The story did not provide any data and did not tell us anything about the cells used or the number of rats included in the study.

The story suggests that the test drug, “…could stop the virus from replicating….” In actuality, the study drug reduced the viral load as compared to animals treated with a placebo. The story fails to note the small sample (20 rats total) and the limited time of treatment (3 days) before the animals were euthanized. The story fails to place the study results in context potentially giving the reader a false interpretation of the study.

Does the story adequately explain/quantify the harms of the intervention?

Not Satisfactory

The potential for harm is notably absent in the story. Now, the study design was such that toxicity could not be evaluated and as a result it was not addressed in the publication. However, the story should  have noted that the harms of the drug are unclear at the present time.

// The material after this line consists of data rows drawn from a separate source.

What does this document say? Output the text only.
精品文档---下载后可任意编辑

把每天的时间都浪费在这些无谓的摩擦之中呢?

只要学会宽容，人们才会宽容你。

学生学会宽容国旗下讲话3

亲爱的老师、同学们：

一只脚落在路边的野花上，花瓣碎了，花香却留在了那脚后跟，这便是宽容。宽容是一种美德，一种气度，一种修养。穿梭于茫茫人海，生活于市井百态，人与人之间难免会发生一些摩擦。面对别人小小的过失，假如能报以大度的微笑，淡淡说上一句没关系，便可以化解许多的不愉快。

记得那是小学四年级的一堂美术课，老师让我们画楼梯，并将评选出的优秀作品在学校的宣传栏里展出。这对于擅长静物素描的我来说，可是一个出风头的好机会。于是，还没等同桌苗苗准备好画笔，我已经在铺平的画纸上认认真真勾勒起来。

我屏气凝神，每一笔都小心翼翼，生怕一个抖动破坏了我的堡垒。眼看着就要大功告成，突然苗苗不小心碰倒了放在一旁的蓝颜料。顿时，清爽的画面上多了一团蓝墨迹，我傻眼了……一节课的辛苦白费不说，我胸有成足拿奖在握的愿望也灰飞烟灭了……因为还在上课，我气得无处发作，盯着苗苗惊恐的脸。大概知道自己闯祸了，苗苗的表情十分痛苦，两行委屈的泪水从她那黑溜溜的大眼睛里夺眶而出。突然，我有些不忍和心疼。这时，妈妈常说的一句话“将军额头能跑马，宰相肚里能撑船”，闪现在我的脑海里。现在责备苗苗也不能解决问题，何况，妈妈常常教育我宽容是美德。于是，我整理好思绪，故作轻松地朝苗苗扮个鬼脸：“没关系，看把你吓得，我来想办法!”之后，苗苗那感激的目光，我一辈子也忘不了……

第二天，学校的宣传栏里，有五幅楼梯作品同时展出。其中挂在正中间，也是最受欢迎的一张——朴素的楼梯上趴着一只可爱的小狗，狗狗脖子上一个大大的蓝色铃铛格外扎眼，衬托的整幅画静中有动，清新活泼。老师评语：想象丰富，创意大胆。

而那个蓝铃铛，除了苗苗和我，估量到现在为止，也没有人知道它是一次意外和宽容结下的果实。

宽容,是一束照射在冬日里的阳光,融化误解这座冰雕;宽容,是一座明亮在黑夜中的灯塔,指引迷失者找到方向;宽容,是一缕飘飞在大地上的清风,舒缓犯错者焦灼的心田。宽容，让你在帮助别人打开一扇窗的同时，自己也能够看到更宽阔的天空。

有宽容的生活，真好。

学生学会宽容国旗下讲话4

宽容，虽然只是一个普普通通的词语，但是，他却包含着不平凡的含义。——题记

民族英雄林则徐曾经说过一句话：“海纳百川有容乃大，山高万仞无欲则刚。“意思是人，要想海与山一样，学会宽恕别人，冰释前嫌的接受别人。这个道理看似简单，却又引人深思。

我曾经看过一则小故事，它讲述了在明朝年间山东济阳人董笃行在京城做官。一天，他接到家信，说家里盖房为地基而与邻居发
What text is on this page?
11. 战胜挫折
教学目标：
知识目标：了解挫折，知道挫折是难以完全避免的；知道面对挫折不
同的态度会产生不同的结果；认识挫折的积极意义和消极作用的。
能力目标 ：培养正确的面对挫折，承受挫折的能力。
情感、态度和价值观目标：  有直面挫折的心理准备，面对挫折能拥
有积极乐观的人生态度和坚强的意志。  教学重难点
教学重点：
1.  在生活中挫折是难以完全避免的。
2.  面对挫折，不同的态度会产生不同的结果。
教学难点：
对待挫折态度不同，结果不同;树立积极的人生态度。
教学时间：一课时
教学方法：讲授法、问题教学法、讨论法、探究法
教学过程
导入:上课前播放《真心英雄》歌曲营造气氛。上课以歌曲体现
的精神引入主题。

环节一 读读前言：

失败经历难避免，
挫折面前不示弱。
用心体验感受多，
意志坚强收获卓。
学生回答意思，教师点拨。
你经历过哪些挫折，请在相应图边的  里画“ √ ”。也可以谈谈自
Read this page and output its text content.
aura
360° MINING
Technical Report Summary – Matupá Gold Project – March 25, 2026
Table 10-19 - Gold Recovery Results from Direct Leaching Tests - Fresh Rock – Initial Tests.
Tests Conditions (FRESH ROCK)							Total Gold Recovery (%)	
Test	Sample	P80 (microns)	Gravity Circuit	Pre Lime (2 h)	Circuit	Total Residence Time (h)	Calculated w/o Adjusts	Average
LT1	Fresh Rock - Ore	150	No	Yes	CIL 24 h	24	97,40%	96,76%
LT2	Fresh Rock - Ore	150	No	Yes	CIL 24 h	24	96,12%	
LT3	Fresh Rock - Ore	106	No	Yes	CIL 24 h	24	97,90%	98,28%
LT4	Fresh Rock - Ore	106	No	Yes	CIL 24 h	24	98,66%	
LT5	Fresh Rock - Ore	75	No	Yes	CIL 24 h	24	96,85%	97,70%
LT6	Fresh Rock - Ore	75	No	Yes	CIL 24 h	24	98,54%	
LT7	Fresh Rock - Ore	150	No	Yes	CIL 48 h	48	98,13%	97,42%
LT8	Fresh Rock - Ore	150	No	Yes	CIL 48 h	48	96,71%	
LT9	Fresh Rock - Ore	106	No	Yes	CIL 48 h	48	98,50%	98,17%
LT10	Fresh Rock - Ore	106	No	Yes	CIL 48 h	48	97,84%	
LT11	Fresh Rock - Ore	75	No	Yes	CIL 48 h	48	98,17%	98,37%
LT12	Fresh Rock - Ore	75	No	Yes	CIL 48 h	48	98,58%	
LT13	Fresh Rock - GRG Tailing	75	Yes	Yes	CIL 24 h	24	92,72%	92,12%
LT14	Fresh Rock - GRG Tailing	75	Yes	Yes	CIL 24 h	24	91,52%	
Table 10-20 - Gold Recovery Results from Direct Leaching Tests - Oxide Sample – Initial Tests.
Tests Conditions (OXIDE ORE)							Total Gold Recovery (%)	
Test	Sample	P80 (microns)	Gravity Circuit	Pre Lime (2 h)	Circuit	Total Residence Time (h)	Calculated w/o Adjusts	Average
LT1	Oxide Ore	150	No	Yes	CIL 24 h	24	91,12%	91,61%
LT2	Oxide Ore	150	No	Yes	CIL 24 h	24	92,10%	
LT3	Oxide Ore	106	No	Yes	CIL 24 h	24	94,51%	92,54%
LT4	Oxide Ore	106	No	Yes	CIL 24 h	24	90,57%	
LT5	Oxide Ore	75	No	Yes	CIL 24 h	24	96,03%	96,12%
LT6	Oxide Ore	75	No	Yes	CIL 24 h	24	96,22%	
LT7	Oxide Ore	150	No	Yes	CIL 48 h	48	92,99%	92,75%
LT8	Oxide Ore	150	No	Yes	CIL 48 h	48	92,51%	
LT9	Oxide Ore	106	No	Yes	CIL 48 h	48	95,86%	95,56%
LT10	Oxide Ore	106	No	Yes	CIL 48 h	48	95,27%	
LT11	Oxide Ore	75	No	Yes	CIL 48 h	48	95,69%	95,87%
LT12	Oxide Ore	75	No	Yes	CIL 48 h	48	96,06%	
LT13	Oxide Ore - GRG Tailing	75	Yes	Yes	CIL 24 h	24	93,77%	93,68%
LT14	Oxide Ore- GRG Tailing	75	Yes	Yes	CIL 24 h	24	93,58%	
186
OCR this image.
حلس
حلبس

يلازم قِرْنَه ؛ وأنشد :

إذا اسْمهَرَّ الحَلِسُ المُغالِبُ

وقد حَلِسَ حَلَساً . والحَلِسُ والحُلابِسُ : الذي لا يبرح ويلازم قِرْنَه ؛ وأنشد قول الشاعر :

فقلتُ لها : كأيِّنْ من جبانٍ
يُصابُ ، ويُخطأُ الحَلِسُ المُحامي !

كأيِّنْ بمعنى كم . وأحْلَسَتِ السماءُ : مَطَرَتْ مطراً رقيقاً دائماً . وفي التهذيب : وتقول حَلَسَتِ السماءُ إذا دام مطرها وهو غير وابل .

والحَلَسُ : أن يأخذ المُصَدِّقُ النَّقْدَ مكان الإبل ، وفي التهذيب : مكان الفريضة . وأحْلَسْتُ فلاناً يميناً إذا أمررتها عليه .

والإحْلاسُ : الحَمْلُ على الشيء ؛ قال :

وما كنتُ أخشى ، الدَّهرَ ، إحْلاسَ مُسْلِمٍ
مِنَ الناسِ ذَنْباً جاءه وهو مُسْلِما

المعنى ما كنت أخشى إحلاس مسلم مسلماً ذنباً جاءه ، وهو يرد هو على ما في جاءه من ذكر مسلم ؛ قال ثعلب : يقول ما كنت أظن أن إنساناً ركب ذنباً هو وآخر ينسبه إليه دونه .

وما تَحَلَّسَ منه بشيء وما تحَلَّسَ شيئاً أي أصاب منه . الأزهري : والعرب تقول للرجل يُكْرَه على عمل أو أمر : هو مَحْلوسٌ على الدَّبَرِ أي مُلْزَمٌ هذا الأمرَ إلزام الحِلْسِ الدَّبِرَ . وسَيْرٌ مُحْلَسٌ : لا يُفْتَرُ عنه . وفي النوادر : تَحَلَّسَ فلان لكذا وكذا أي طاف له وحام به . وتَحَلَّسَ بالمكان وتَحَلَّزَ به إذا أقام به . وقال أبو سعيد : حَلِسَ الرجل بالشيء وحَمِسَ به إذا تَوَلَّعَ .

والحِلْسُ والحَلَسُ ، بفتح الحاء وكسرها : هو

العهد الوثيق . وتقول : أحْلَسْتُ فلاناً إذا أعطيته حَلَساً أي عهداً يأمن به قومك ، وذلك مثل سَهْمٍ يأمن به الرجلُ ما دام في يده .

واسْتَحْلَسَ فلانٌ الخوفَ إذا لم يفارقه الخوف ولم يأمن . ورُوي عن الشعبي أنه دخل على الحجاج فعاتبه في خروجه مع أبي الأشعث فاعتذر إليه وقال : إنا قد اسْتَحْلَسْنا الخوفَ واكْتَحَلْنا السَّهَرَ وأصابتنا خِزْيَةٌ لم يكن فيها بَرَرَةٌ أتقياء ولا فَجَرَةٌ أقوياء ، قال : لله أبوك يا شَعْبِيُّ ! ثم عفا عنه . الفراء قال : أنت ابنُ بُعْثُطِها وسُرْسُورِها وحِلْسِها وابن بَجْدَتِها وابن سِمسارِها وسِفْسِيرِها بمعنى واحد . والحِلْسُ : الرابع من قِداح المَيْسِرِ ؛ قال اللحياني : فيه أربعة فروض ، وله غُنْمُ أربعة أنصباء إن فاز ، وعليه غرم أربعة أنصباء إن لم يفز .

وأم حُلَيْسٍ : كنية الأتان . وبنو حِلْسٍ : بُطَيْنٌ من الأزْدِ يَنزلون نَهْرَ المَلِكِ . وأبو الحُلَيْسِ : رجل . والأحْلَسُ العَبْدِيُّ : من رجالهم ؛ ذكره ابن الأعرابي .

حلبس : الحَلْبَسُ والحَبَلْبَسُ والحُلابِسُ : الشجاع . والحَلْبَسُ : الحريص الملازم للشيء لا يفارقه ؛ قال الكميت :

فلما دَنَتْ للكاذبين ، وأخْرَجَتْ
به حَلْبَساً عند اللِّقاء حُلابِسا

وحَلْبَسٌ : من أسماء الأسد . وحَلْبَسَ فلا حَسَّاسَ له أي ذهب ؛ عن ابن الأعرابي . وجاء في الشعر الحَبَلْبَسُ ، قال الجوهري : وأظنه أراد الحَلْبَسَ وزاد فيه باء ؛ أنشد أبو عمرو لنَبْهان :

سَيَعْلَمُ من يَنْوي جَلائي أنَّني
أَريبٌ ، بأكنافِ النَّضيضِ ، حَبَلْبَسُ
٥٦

Does the story seem to grasp the quality of the evidence?


To its credit, this story states upfront that the drug was tested in Petri dishes and on cotton rats.  The story also includes the qualifier that “infection in rats does not follow the same disease course as in humans.” Another limitation mentioned by the writer is that the rats were given the drug an hour before they were infected with the parainfluenza, which is not likely to be the chain of events in the real world. 

Of course why this is newsworthy given all these caveats is another question.

Does the story commit disease-mongering?

Not Satisfactory

The story fails to note that parainfluenza virus infections do not cause serious disease in the majority of people. In doing so, it provides an overly disconcerting picture of the virus and its potential to cause serious illness. The failure to provide background information in combination with the initial quote of the lead author, “Therapies for parainfluenza are urgently needed," qualifies as disease-mongering.

Does the story use independent sources and identify conflicts of interest?

Not Satisfactory

The story fails in just about every aspect of this criterion. No experts in the field other than those involved in the research study are quoted. Interestingly, 6 of the 9 authors of the study are employees of NexBio, the company that produces the drug. One of the authors is listed as the inventor of the drug in an approved patent for its use in the treatment of influenza and parainfluenza. While these facts do not necessarily impugn the study result, failure to note them in the story is a major omission.

Does the story compare the new approach with existing alternatives?


The story points out that there are no existing alternatives for preventing parainfluenza virus infections. In addition, the story briefly mentions other vaccines that have developed resistance to the flu virus.

Does the story establish the availability of the treatment/test/product/procedure?


The story makes it clear that this drug is not yet available.

Does the story establish the true novelty of the approach?


The story mentioned that there is no existing vaccine or treatment for parainfluenza viruses. Furthermore, the story rightfully notes that the study drug works on the human cell and not directly on the virus and as such is a unique mechanism of action.

Does the story appear to rely solely or largely on a news release?

Not Applicable

Not applicable because we can’t be sure of the extent to which the story may have been influenced by a news release.  We do know that the researcher’s quote came from a statement, not from an interview. And the only other attributed comment came from a drug company spokesman.